Thursday, February 26, 2009

Friday: THE DESCENDING WAY

My wife Bobbi and I share a common "favorite verse" of scripture-- the one for today. I read it often for my own well being and I often read it at funerals when people believe that they have lost so much.
The love of God, made incarnate in Christ, is crucial for us, I think, in understanding our lives as Christians. Lest we forget, our God is not merely a "pie-in-the-sky" God, but one who is intensely attentive to our lives on earth. Jesus spent so very much time in making people's lives better-- blind people, cripple people, deaf people, people with bad pasts and fearful futures, people with bad relationships. He did not come just to "save" them for eternity. He thought the next day and the next week and the next fifty years were important, too, so he set about changing them. His descending to us is a profound, foundational truth of our faith.
But I must admit that my understanding of the descending stops with God's descending to us. Nouwen's imperative that we, too, descend is discomforting to me and, I suspect, to most of us. I spend most of my time among relatively wealthy, comfortable people. I admit that I don't descend enough and I am troubled by that. I think I have some personal work to do.
His understanding of the "absence" of God and our impatience with it speaks to a great concern of my heart. Of course he is correct that we seek "rapid solutions" to the pain created by that perceived absence and that "spitirual solutions" have become "...highly sought after commercial items." Good grief. Just look at the television preachers! I love how Forrest Cate, the Program Director in our church, describes the work of the church. We are, he insists, to "create space" for the Spirit of God to work. Whether on a mission trip, in worship, or in a classroom, we are merely to create the atmosphere and the space. We trust the Spirit to do the rest. There is always a temptation for the Church, I think, to manipulate with drama, lighting, or music. But we try to resist that temptation. A good example is the Ash Wednesday worship in our church this week. Never have I heard so many good comments about worship, and they were about all the elements of worship. Some loved the handbells in the balcony. Some mentioned the 40 or so youth on the front rows, some mentioned the children who came for the imposition. Others mentioned the sermon, the communion liturgy, the size of the crowd--- all elements of worship that created a space for God to work and we experienced that Spirit. In addition to my "descending" into the lives of those around me, I am acutely aware of my own "busy-ness" and the need for some space for the Spirit of God to work in me.
Now with the Psalmist today I thirst and I long to gaze. I meditate. I sing for joy.

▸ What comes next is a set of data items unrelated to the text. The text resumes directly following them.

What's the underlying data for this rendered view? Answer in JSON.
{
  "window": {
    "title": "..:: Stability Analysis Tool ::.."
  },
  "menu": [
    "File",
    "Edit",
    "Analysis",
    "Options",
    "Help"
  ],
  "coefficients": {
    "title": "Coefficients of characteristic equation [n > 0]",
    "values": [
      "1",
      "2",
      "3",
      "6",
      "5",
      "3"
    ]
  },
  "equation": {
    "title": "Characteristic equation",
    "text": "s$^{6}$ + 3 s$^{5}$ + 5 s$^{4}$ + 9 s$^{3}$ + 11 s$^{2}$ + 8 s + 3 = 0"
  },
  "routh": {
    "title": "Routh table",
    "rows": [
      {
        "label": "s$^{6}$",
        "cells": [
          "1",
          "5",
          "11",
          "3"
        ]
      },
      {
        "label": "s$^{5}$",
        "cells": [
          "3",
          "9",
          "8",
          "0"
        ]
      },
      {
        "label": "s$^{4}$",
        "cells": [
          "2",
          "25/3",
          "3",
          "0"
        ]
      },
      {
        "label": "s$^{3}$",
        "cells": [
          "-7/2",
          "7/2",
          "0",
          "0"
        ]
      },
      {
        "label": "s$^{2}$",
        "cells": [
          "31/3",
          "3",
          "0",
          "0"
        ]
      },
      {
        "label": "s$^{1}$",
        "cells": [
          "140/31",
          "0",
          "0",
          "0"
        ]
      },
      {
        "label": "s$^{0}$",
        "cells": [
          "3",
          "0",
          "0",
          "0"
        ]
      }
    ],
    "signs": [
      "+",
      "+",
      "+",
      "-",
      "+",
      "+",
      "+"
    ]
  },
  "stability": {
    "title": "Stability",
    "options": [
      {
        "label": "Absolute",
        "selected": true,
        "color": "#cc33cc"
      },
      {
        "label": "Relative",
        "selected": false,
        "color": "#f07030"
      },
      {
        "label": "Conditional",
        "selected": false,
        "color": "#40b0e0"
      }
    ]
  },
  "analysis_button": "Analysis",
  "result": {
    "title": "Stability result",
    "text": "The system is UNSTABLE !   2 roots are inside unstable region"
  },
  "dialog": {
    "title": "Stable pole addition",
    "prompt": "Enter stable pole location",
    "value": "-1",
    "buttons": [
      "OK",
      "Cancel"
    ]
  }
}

And I cling to the support of the Lord.

1 comment:

  1. While reading Nouwen's comments about "our longing for the absent God" I was reminded of the employee of the "Rocky Mountain News" (where I lived in Denver), which is closing down for good, who said "I'll even miss that obnoxious critic of the newspaper who always calls us!" Somehow, when all is silent, all our work is finished...or removed from us, when nothing is rushing us along, we begin to focus on what we long for...on what is really meaningful/
    important to us...in a new perspective...on a loving God...a friend/relative or even an obnoxious being--a rival, a critic, 'an enemy' who was/is yet somehow vital to our existence, who shares our struggles for survival, our dreams, our hopes on this earth...such that, reflected in the face of God, they can be loved and even embraced by us in a revitalized warmth of acceptance!